The satellite successfully ejected from the launch vehicle and entered the Geostationary Transfer Orbit (GTO), or the earth orbit, confirmed the ISRO. "GSLV MkIII-M1 successfully injects Chandrayaan-2 spacecraft into Earth Orbit," said ISRO in another tweet.
The rocket "GSLV-Mk-III" carrying the orbiter, lander Vikram and rover Pragyaan took off at 14:43 (Indian Standard Time) from the Satish Dhawan Space Centre in Sriharikota, off the Bay of Bengal coast located in India's southern state of Andhra Pradesh.
The Lander and the Rover are expected to touch down near the Lunar South Pole in early September, becoming the first ever spacecraft to land in that region. The Lunar South Pole remains unexplored till date.

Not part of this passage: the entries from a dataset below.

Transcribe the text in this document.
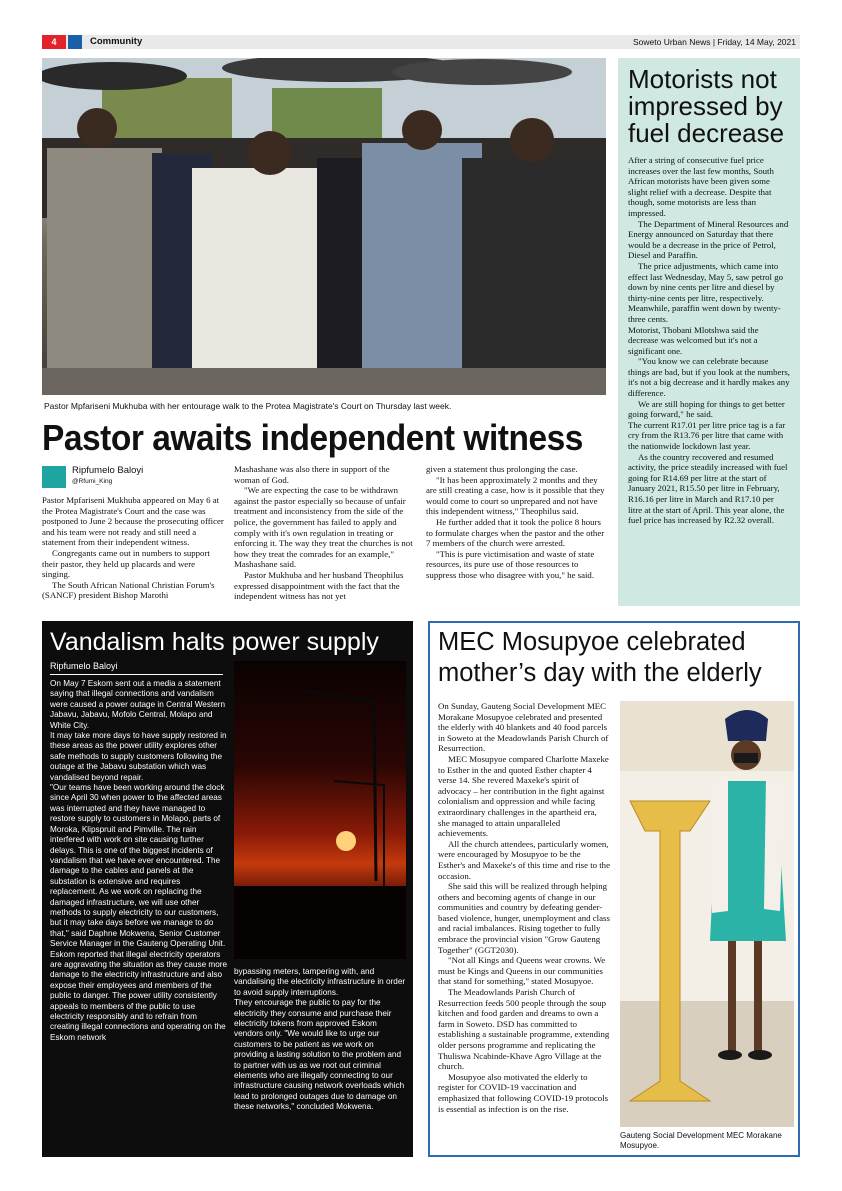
4	Community	Soweto Urban News | Friday, 14 May, 2021
Pastor Mpfariseni Mukhuba with her entourage walk to the Protea Magistrate's Court on Thursday last week.
Motorists not impressed by fuel decrease

After a string of consecutive fuel price increases over the last few months, South African motorists have been given some slight relief with a decrease. Despite that though, some motorists are less than impressed.

The Department of Mineral Resources and Energy announced on Saturday that there would be a decrease in the price of Petrol, Diesel and Paraffin.

The price adjustments, which came into effect last Wednesday, May 5, saw petrol go down by nine cents per litre and diesel by thirty-nine cents per litre, respectively. Meanwhile, paraffin went down by twenty-three cents.

Motorist, Thobani Mlotshwa said the decrease was welcomed but it's not a significant one.

"You know we can celebrate because things are bad, but if you look at the numbers, it's not a big decrease and it hardly makes any difference.

We are still hoping for things to get better going forward," he said.

The current R17.01 per litre price tag is a far cry from the R13.76 per litre that came with the nationwide lockdown last year.

As the country recovered and resumed activity, the price steadily increased with fuel going for R14.69 per litre at the start of January 2021, R15.50 per litre in February, R16.16 per litre in March and R17.10 per litre at the start of April. This year alone, the fuel price has increased by R2.32 overall.

Pastor awaits independent witness
Ripfumelo Baloyi
@Rfumi_King

Pastor Mpfariseni Mukhuba appeared on May 6 at the Protea Magistrate's Court and the case was postponed to June 2 because the prosecuting officer and his team were not ready and still need a statement from their independent witness.

Congregants came out in numbers to support their pastor, they held up placards and were singing.

The South African National Christian Forum's (SANCF) president Bishop Marothi

Mashashane was also there in support of the woman of God.

"We are expecting the case to be withdrawn against the pastor especially so because of unfair treatment and inconsistency from the side of the police, the government has failed to apply and comply with it's own regulation in treating or enforcing it. The way they treat the churches is not how they treat the comrades for an example," Mashashane said.

Pastor Mukhuba and her husband Theophilus expressed disappointment with the fact that the independent witness has not yet

given a statement thus prolonging the case.

"It has been approximately 2 months and they are still creating a case, how is it possible that they would come to court so unprepared and not have this independent witness," Theophilus said.

He further added that it took the police 8 hours to formulate charges when the pastor and the other 7 members of the church were arrested.

"This is pure victimisation and waste of state resources, its pure use of those resources to suppress those who disagree with you," he said.

Vandalism halts power supply
Ripfumelo Baloyi

On May 7 Eskom sent out a media a statement saying that illegal connections and vandalism were caused a power outage in Central Western Jabavu, Jabavu, Mofolo Central, Molapo and White City.

It may take more days to have supply restored in these areas as the power utility explores other safe methods to supply customers following the outage at the Jabavu substation which was vandalised beyond repair.

"Our teams have been working around the clock since April 30 when power to the affected areas was interrupted and they have managed to restore supply to customers in Molapo, parts of Moroka, Klipspruit and Pimville. The rain interfered with work on site causing further delays. This is one of the biggest incidents of vandalism that we have ever encountered. The damage to the cables and panels at the substation is extensive and requires replacement. As we work on replacing the damaged infrastructure, we will use other methods to supply electricity to our customers, but it may take days before we manage to do that," said Daphne Mokwena, Senior Customer Service Manager in the Gauteng Operating Unit.

Eskom reported that illegal electricity operators are aggravating the situation as they cause more damage to the electricity infrastructure and also expose their employees and members of the public to danger. The power utility consistently appeals to members of the public to use electricity responsibly and to refrain from creating illegal connections and operating on the Eskom network

bypassing meters, tampering with, and vandalising the electricity infrastructure in order to avoid supply interruptions.

They encourage the public to pay for the electricity they consume and purchase their electricity tokens from approved Eskom vendors only. "We would like to urge our customers to be patient as we work on providing a lasting solution to the problem and to partner with us as we root out criminal elements who are illegally connecting to our infrastructure causing network overloads which lead to prolonged outages due to damage on these networks," concluded Mokwena.

MEC Mosupyoe celebrated mother’s day with the elderly

On Sunday, Gauteng Social Development MEC Morakane Mosupyoe celebrated and presented the elderly with 40 blankets and 40 food parcels in Soweto at the Meadowlands Parish Church of Resurrection.

MEC Mosupyoe compared Charlotte Maxeke to Esther in the and quoted Esther chapter 4 verse 14. She revered Maxeke's spirit of advocacy – her contribution in the fight against colonialism and oppression and while facing extraordinary challenges in the apartheid era, she managed to attain unparalleled achievements.

All the church attendees, particularly women, were encouraged by Mosupyoe to be the Esther's and Maxeke's of this time and rise to the occasion.

She said this will be realized through helping others and becoming agents of change in our communities and country by defeating gender-based violence, hunger, unemployment and class and racial imbalances. Rising together to fully embrace the provincial vision "Grow Gauteng Together" (GGT2030).

"Not all Kings and Queens wear crowns. We must be Kings and Queens in our communities that stand for something," stated Mosupyoe.

The Meadowlands Parish Church of Resurrection feeds 500 people through the soup kitchen and food garden and dreams to own a farm in Soweto. DSD has committed to establishing a sustainable programme, extending older persons programme and replicating the Thuliswa Ncabinde-Khave Agro Village at the church.

Mosupyoe also motivated the elderly to register for COVID-19 vaccination and emphasized that following COVID-19 protocols is essential as infection is on the rise.

Gauteng Social Development MEC Morakane Mosupyoe.
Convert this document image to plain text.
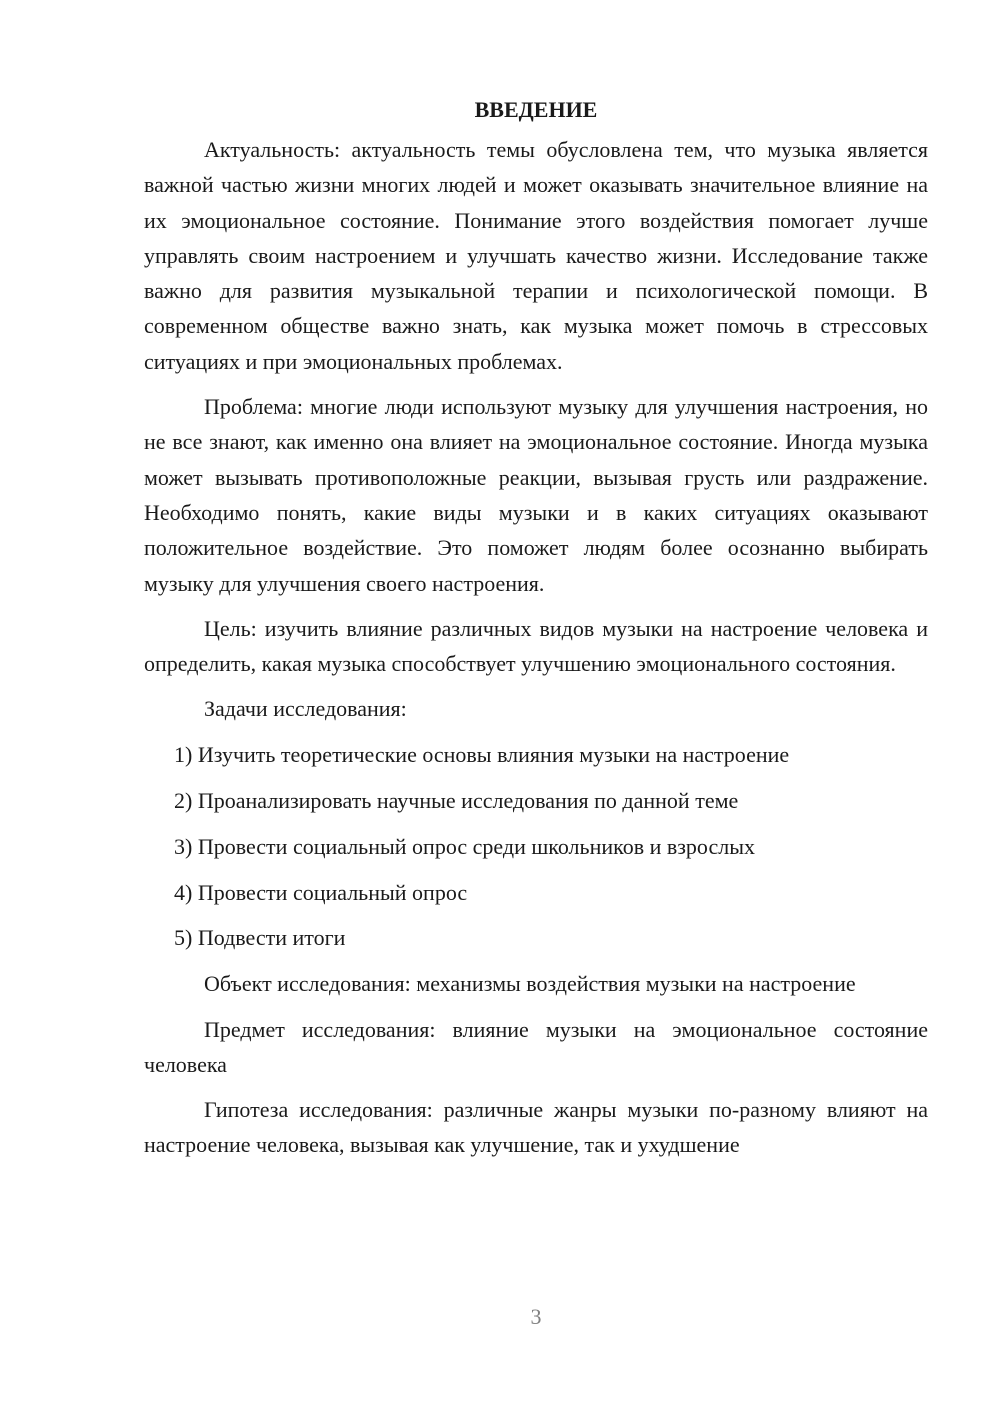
ВВЕДЕНИЕ

Актуальность: актуальность темы обусловлена тем, что музыка является важной частью жизни многих людей и может оказывать значительное влияние на их эмоциональное состояние. Понимание этого воздействия помогает лучше управлять своим настроением и улучшать качество жизни. Исследование также важно для развития музыкальной терапии и психологической помощи. В современном обществе важно знать, как музыка может помочь в стрессовых ситуациях и при эмоциональных проблемах.

Проблема: многие люди используют музыку для улучшения настроения, но не все знают, как именно она влияет на эмоциональное состояние. Иногда музыка может вызывать противоположные реакции, вызывая грусть или раздражение. Необходимо понять, какие виды музыки и в каких ситуациях оказывают положительное воздействие. Это поможет людям более осознанно выбирать музыку для улучшения своего настроения.

Цель: изучить влияние различных видов музыки на настроение человека и определить, какая музыка способствует улучшению эмоционального состояния.

Задачи исследования:

1) Изучить теоретические основы влияния музыки на настроение

2) Проанализировать научные исследования по данной теме

3) Провести социальный опрос среди школьников и взрослых

4) Провести социальный опрос

5) Подвести итоги

Объект исследования: механизмы воздействия музыки на настроение

Предмет исследования: влияние музыки на эмоциональное состояние человека

Гипотеза исследования: различные жанры музыки по-разному влияют на настроение человека, вызывая как улучшение, так и ухудшение

3
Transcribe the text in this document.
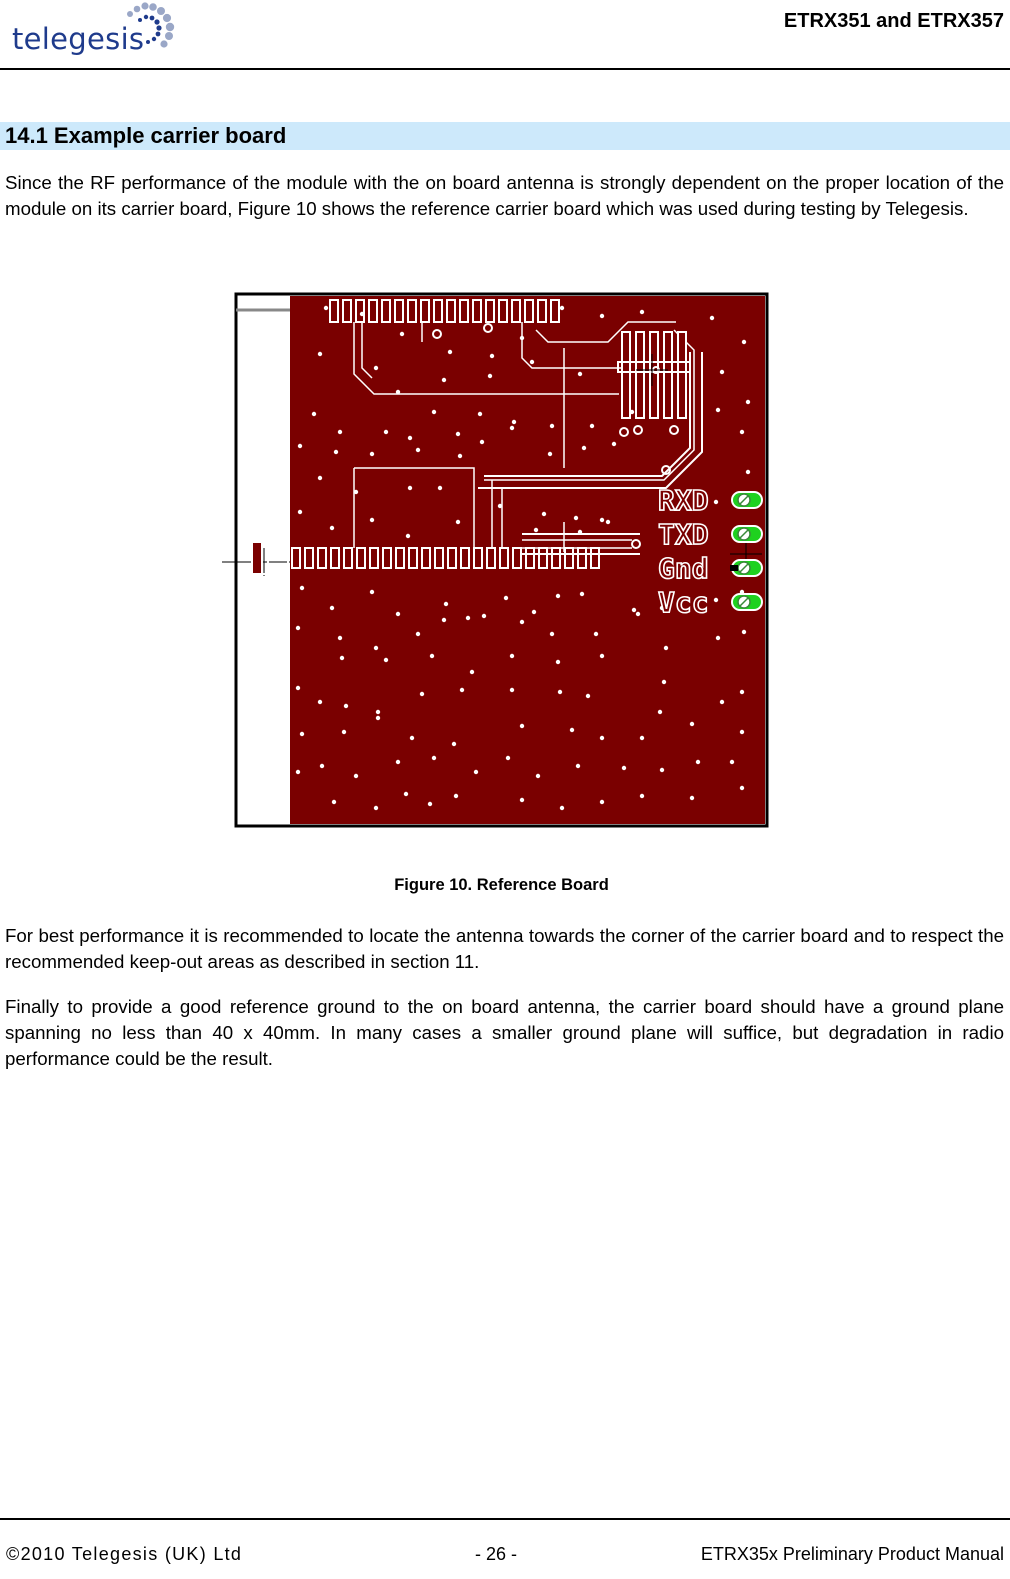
telegesis
ETRX351 and ETRX357
14.1 Example carrier board

Since the RF performance of the module with the on board antenna is strongly dependent on the proper location of the module on its carrier board, Figure 10 shows the reference carrier board which was used during testing by Telegesis.

RXD
TXD
Gnd
Vcc
Figure 10. Reference Board

For best performance it is recommended to locate the antenna towards the corner of the carrier board and to respect the recommended keep-out areas as described in section 11.

Finally to provide a good reference ground to the on board antenna, the carrier board should have a ground plane spanning no less than 40 x 40mm. In many cases a smaller ground plane will suffice, but degradation in radio performance could be the result.

©2010 Telegesis (UK) Ltd	- 26 -	ETRX35x Preliminary Product Manual
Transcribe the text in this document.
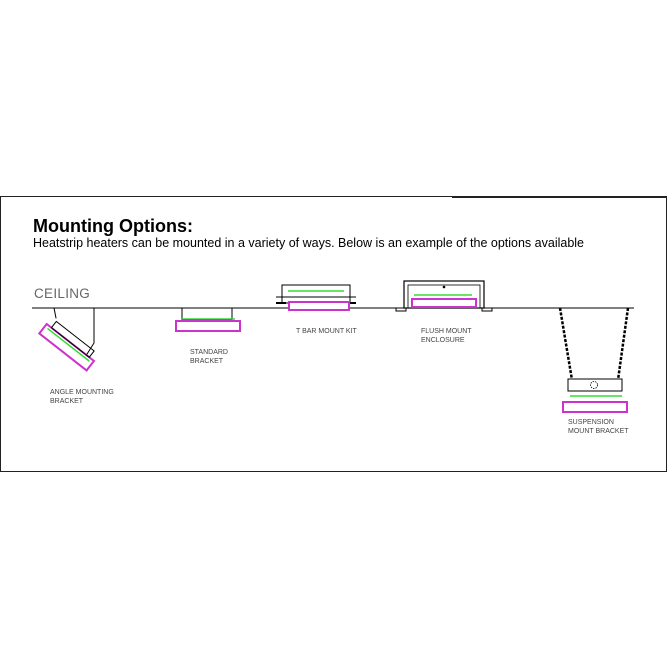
Mounting Options:
Heatstrip heaters can be mounted in a variety of ways. Below is an example of the options available
CEILING
ANGLE MOUNTING
BRACKET
STANDARD
BRACKET
T BAR MOUNT KIT	FLUSH MOUNT
ENCLOSURE
SUSPENSION
MOUNT BRACKET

If successfully carried out, India would become the fourth country, following the U.S., Russia and China, to make a soft landing on the moon surface.
The nearly 150 million U.S. dollars worth of Moon Mission aims at gathering data on water, minerals and rock formations on the lunar surface.
Earlier on Monday, scientists of the ISRO offered prayers at temples near the base and said there would be no repeat of last week's problem. According to ISRO, weighing around 640 tons the rocket GSLV-Mk-III is 44 meters long or as tall as a 15-storey building. Termed as India's heaviest and biggest rocket, it has the capacity of launching satellites weighing as much as four tons.